In these last five years, I’ve struggled, screamed and dreamed with others. Some took advantage of me – some tried to help, and some succeeded in bringing back my sense of purpose along with a strong confidence to make it happen. For those that gave me a chance to make something wonderful happen, I thank you. To those that supported me through all my drama because you truly accept me as I am with all my frippery, wonder, whining and wine – I applaud you. And to those that just want to be a be a part of that world – be careful what you wish for…
I refuse to apologize for who I am. After all, we’ve all done less-than-savory things we later regret. There is nothing wrong with regret as long as we choose to not dwell on it. I am thankful so many hold me and my work in high esteem. Therefore, I embrace what the future holds – though it’s kinda writing itself. I’m not going away, and one thing you will discover after wounded animals heal, they become even more formidable with knowledge and strength. Toss in a very strong salary, and God help you all, Puddings.
If you make a decision to purchase one of my available designs, please have patience while I get relocated. And by all means, please use this time wisely to catch up on past posts that will bring you enlightenment and laughter, mixed with just a tad of pain and drama. No one does what I do, and no one ever will. If you think that’s an egotistic statement to say, you’re absolutely right – so…what’s your point? It’s not bragging if you can do it…right?
As I stood near a metal garbage can out in the sticks of Northwest Florida burning the last reminders of my failed life in the Hudson Valley (I don’t have a shredder – sorry for the carbon foot print I left behind) – the shadows of it still haunting my sleep (I’m not kidding about that – I still have dreams that I am still working at Tonner, knowing that I have already been laid off – what the fuck does that mean?) – I stir the embers and mutter to myself, ‘ashes to ashes – dust to dust’. This is what I am listening to on my headset (specifically at about 1:50).

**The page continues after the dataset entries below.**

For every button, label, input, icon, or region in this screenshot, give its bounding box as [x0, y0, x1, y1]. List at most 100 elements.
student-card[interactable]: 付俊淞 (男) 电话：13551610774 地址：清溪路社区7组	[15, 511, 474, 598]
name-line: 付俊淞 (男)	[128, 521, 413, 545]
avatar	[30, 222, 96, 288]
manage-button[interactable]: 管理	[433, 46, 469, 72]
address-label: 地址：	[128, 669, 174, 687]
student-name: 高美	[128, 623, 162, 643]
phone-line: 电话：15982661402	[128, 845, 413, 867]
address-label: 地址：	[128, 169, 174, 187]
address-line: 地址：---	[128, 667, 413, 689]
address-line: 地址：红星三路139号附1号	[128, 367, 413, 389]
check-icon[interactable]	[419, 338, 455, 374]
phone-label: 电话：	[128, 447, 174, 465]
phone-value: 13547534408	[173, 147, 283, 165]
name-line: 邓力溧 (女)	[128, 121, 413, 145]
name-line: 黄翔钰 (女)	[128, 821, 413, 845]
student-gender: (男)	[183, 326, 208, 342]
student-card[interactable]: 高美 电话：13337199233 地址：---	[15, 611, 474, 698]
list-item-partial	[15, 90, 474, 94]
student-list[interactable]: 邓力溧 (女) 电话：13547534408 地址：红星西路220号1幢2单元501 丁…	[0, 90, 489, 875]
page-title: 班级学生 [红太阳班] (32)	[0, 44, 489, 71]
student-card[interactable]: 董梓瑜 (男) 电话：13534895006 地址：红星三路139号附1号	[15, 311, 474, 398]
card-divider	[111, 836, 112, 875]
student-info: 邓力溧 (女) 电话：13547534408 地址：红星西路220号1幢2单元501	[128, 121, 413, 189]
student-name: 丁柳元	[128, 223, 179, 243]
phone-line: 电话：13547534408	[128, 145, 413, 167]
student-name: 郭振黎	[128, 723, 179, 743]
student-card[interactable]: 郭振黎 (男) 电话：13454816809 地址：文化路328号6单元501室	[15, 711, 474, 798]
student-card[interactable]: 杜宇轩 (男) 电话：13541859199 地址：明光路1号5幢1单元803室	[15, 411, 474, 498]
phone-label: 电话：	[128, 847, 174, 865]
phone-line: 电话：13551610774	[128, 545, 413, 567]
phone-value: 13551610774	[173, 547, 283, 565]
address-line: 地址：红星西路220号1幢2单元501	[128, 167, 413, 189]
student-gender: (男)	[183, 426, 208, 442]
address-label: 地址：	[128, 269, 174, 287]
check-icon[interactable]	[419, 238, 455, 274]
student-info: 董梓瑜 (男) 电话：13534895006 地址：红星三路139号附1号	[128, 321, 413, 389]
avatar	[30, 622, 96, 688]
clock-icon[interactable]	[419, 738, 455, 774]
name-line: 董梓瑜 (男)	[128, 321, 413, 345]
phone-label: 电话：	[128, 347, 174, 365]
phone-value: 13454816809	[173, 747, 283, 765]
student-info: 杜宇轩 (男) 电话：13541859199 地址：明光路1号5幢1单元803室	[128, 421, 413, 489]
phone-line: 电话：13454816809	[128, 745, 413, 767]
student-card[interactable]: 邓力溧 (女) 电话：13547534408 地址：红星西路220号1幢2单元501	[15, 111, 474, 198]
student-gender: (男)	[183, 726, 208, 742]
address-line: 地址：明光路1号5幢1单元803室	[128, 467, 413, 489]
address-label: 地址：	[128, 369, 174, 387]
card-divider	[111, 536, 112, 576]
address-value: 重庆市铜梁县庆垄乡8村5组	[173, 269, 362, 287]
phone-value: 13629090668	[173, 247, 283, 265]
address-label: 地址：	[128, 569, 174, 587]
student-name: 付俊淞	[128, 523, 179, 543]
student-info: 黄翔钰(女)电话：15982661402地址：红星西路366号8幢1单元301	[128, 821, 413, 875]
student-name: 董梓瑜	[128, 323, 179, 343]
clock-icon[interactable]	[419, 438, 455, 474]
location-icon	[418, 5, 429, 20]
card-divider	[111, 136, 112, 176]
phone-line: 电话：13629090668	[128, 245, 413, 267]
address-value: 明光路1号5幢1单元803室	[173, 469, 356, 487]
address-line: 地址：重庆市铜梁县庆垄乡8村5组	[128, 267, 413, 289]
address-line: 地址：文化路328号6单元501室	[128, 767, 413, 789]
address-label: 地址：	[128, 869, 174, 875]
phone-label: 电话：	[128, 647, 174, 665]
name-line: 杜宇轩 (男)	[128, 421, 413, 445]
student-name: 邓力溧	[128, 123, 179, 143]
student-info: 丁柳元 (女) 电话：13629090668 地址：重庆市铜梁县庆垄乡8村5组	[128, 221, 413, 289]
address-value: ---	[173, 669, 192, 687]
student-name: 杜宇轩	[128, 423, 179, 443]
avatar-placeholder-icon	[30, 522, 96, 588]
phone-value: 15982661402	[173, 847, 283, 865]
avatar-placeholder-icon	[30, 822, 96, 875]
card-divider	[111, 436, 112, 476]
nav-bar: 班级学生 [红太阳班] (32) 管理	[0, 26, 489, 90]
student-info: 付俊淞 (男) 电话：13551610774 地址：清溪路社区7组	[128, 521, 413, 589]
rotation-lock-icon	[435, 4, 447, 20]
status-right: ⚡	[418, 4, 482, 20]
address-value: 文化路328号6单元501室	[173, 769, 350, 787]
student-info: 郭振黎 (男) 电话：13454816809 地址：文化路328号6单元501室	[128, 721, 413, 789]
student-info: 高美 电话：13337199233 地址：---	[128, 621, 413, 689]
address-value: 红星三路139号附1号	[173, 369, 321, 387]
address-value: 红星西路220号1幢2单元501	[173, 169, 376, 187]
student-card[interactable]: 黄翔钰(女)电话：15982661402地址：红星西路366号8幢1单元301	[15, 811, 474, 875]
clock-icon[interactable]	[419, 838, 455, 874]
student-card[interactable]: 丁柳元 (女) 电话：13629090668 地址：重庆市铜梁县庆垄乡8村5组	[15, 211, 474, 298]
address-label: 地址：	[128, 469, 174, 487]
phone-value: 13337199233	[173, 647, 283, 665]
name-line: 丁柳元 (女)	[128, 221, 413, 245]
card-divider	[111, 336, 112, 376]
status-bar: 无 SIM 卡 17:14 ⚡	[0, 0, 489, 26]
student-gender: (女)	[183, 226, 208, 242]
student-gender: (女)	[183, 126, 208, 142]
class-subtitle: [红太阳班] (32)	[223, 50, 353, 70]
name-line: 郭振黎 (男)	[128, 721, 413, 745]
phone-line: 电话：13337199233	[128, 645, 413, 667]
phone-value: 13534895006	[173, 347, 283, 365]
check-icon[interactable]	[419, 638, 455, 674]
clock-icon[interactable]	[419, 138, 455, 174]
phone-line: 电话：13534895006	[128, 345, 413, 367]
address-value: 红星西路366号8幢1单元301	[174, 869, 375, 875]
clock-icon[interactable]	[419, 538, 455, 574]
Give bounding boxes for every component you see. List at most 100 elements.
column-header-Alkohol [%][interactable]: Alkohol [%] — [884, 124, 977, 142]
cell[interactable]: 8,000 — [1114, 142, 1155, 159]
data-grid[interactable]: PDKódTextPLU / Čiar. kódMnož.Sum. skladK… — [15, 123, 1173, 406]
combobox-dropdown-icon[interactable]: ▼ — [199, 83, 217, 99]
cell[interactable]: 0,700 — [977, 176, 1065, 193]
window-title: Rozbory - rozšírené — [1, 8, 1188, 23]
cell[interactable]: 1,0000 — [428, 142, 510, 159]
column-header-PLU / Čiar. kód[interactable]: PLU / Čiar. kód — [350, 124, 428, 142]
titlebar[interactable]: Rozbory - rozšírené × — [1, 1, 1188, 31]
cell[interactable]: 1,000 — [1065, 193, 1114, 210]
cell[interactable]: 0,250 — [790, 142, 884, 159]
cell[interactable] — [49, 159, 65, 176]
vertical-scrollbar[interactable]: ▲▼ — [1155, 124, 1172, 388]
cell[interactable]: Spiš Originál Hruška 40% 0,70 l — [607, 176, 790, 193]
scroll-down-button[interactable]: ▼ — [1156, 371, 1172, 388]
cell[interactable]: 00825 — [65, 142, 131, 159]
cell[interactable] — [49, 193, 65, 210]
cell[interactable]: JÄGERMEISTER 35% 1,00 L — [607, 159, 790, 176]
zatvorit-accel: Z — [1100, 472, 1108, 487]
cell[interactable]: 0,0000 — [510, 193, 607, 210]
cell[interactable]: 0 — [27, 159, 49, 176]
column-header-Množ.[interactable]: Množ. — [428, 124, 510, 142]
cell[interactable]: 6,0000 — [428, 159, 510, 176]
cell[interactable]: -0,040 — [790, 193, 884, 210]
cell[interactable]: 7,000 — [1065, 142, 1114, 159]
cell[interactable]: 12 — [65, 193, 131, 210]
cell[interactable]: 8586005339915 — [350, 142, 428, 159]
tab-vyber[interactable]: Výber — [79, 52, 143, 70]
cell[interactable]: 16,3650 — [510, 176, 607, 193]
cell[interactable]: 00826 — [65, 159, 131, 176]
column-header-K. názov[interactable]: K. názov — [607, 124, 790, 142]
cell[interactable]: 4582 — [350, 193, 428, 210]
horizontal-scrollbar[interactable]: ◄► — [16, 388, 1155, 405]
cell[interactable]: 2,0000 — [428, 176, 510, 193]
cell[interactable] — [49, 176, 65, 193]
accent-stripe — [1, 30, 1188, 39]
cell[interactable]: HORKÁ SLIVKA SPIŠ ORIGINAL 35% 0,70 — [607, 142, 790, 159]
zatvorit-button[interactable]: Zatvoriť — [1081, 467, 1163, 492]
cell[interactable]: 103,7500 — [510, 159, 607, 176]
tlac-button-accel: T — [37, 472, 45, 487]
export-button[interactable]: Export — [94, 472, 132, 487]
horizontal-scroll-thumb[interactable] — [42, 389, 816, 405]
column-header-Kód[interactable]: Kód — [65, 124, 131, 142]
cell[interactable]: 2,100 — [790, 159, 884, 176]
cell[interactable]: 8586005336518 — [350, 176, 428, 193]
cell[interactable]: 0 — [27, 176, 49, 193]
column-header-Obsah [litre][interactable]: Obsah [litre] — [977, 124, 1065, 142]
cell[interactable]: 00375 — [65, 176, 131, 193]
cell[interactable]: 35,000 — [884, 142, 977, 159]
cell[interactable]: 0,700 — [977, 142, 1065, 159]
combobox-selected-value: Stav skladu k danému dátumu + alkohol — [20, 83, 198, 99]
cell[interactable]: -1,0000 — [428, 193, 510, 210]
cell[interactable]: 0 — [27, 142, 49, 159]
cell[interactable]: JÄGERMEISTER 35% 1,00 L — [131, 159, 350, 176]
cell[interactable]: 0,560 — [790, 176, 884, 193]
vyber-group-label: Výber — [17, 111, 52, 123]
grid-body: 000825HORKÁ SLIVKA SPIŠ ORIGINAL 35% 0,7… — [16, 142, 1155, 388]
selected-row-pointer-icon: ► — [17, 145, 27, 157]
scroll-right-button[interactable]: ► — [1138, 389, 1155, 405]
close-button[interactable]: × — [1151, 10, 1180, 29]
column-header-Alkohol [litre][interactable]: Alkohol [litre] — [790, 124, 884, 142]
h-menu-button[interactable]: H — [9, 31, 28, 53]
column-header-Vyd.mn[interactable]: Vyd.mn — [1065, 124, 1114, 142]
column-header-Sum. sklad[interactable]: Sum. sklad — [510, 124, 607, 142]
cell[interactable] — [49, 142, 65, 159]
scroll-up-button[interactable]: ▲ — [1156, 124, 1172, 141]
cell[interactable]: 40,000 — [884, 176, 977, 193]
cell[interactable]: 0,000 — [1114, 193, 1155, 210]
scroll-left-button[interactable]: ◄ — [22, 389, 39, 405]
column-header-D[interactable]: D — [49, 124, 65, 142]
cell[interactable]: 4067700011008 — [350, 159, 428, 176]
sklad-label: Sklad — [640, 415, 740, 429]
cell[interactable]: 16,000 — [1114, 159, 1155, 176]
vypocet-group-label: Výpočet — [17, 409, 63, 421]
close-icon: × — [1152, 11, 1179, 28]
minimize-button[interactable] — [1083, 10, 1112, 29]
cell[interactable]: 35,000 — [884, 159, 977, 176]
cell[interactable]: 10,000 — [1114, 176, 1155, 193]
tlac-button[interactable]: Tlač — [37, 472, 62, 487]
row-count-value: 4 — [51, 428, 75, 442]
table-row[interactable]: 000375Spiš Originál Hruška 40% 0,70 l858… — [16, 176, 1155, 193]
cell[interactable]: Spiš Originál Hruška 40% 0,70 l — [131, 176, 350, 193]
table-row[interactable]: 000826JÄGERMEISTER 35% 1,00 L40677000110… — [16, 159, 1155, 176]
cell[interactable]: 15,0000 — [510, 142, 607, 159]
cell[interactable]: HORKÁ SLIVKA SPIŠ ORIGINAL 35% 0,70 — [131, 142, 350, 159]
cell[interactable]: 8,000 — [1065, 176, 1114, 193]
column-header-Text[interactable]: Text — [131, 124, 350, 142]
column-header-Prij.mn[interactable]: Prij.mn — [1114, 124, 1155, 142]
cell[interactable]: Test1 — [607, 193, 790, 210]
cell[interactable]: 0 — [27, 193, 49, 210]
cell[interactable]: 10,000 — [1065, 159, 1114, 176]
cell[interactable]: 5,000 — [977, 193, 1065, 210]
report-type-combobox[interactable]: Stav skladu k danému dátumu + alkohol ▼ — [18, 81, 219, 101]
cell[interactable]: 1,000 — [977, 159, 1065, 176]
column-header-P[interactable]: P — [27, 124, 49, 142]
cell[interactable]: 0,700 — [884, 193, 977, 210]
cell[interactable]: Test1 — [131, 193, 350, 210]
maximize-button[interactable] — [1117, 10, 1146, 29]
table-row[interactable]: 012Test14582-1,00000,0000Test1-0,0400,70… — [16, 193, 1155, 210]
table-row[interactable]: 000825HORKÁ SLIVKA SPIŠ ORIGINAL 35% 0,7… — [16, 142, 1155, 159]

Poignant perhaps – silly at times – but my life has always taken significant turns here and there to advance me to the next stage, where a future stills looms uncertain. I will look upon these last five years as perhaps the most troubling and edifying of my life – where you learn who your friends really are, and perhaps the most profound lesson – that none of us are immune from tragedy. Stuff may be just stuff – and there used to be a solid reason why I never threw anything away. Nevertheless, the memories are all in my head now – though the ‘stuff’ is gone. I hope none of you ever have to experience this type of lesson – even if some of you might deserve it for how you treat yourself, and those around you.
I’ll see you online soon after I get settled, and please feel free to comment and write as I make the move back to a real job…one that has former friends and supervisors who worked hard for years to get me back. If that isn’t a vote of confidence, I don’t know what is.
Thank you for being there – and for making Tommydoll so widely read. You can only reward that type of loyalty by continuing to offer more, and a sincere ‘thank you’. I do hope you will always remember to always glow brightly – your light keeps others going – people like me.